Reading Tindall and Shi's America here, in fits and starts in spare moments. The Rev. War is about to break out. Some inaccurate generalities about Indian adoption customs, but overall OK, I keep having flashbacks to Mr. Cohen's class in the 7th grade.

Anyways, on the topic of Border mining engineers; John Christopher Columbus Hill, the "Lion of Mier", who's bravery in the fight at Mier in 1842 so impressed his Mexican opponents that he was sent with a military escort to Santa Anna, who adopted the lad.....

[Linked Image]

https://tshaonline.org/handbook/online/articles/fhi24

HILL, JOHN CHRISTOPHER COLUMBUS (1828–1904).

John Christopher Columbus Hill, mining and civil engineer and physician, son of Elizabeth (Barksdale) and Asa Hill, was born on November 15, 1828, in Columbus, Georgia, the first white child born there. His father moved the family to Texas in 1835; John attended Rutersville College. He displayed such bravery and audacity at the age of fourteen in the battle of Mier that Gen. Pedro Ampudia befriended him and sent him with special military escort to President Antonio López de Santa Anna in Mexico.

Characterized as "a brave and handsome little fellow" by William Preston Stapp, veteran of the Mier expedition, and as "a very shrewd and handsome boy" by Waddy Thompson, United States Minister to Mexico, he so endeared himself to generals Santa Anna, Valentín Gómez Farías, and José María Tornel that they persuaded him to remain in Mexico. Although he was in no position to bargain, his agreement was based upon their promise to release his father and brother, Jeffrey, who were also prisoners of war.
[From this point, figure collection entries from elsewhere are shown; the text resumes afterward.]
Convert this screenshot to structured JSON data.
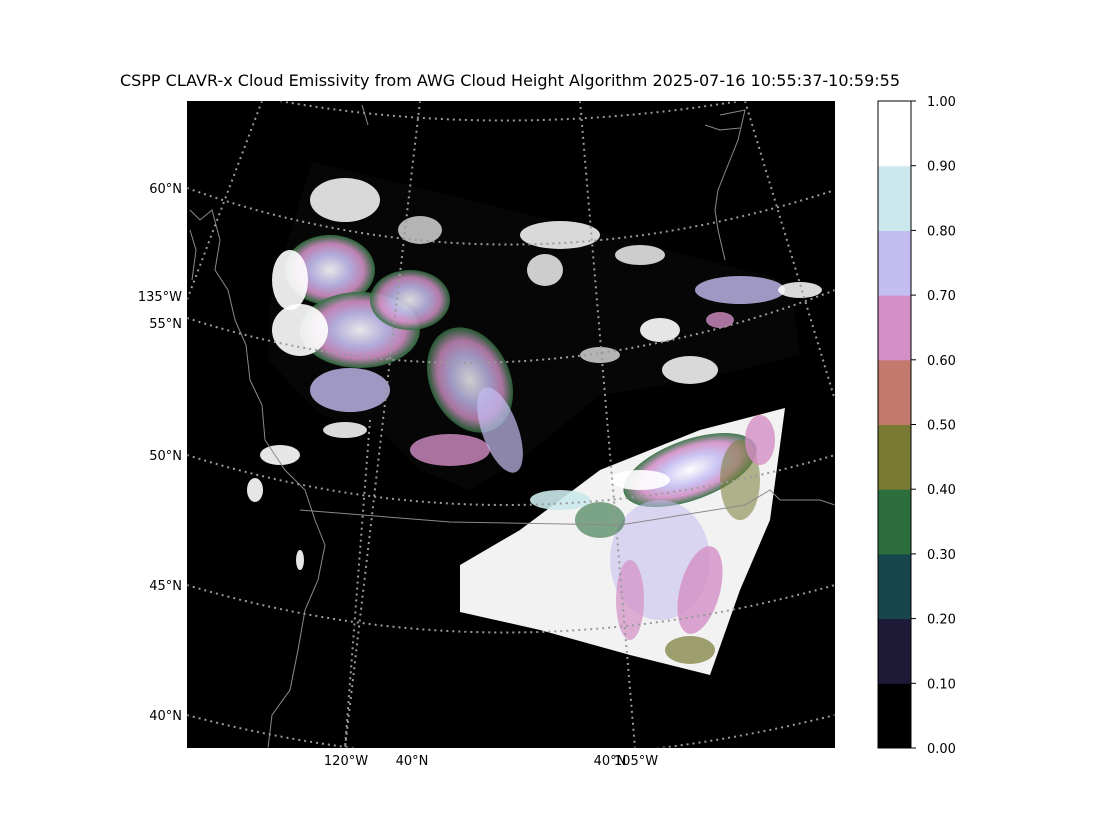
{
  "title": "CSPP CLAVR-x Cloud Emissivity from AWG Cloud Height Algorithm 2025-07-16 10:55:37-10:59:55",
  "map": {
    "lat_labels": [
      "60°N",
      "55°N",
      "50°N",
      "45°N",
      "40°N"
    ],
    "lon_labels": [
      "135°W",
      "120°W",
      "40°N",
      "40°N",
      "105°W"
    ],
    "background_color": "#000000",
    "gridline_color": "#9a9a9a",
    "coastline_color": "#8a8a8a"
  },
  "colorbar": {
    "ticks": [
      "1.00",
      "0.90",
      "0.80",
      "0.70",
      "0.60",
      "0.50",
      "0.40",
      "0.30",
      "0.20",
      "0.10",
      "0.00"
    ],
    "bins": [
      {
        "range": "0.00-0.10",
        "color": "#000000"
      },
      {
        "range": "0.10-0.20",
        "color": "#1e1937"
      },
      {
        "range": "0.20-0.30",
        "color": "#17474d"
      },
      {
        "range": "0.30-0.40",
        "color": "#2c6e3c"
      },
      {
        "range": "0.40-0.50",
        "color": "#797b35"
      },
      {
        "range": "0.50-0.60",
        "color": "#c27a6d"
      },
      {
        "range": "0.60-0.70",
        "color": "#d38fc6"
      },
      {
        "range": "0.70-0.80",
        "color": "#c4bdf1"
      },
      {
        "range": "0.80-0.90",
        "color": "#cbe9ec"
      },
      {
        "range": "0.90-1.00",
        "color": "#ffffff"
      }
    ]
  }
}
While living in Tornel's home, Hill entered the Colegio de Minería, in which he won scholastic prizes and from which he graduated in 1851. While living in Mexico Hill adopted the name Juan Cristóbal Gil. When American soldiers were billeted in the college, even though not yet eighteen, Hill was instrumental in having them placed elsewhere. During the occupation of Mexico City by the United States Army in the Mexican War, he was helpful to both sides, probably as an interpreter.

In 1855 he married Agustina Sagredo of Real del Monte, who died in 1891; they were the parents of four children. As a mining engineer, he was engaged in mining enterprises, and as a civil engineer, he participated in laying out railway lines. In addition he was a practicing physician.

Throughout his life, he kept in close touch with his Texas relatives and sent his son, Carlos, to Swarthmore College. In 1867 he procured the release from prison of his old benefactor, General Ampudia, who was under sentence of death because of allegedly siding with Maximilian.

Hill's first return to the United States occurred in 1855, and in later years he made frequent and extensive trips to his native country. He moved to Austin in 1895 and served as Spanish translator for the General Land Office until October 1896, when he returned to Mexico to look after mining properties. He was made an honorary life member of the Texas State Historical Association in 1897. In 1898 he married the sweetheart of his youth, Mrs. Mary Ann Murray Masterson, a native of England. He died in Monterrey, Nuevo León, on February 16, 1904, and was buried there.


It is my understanding that Hill prospered during his Engineering career, tho scant mention of that is made above.

Santa Anna had also offered to adopt the infant Angelina Dickinson, daughter of Alamo survivor Susanna Dickinson, in the aftermath of that siege. Angelina's troubled life might have gone differently had Susanna accepted.

Somehow moter and daughter did preserve Travis' signet ring for the next thirty years, hung around the infant Angelina's neck a few days before the end of the siege, and now on display at the Alamo.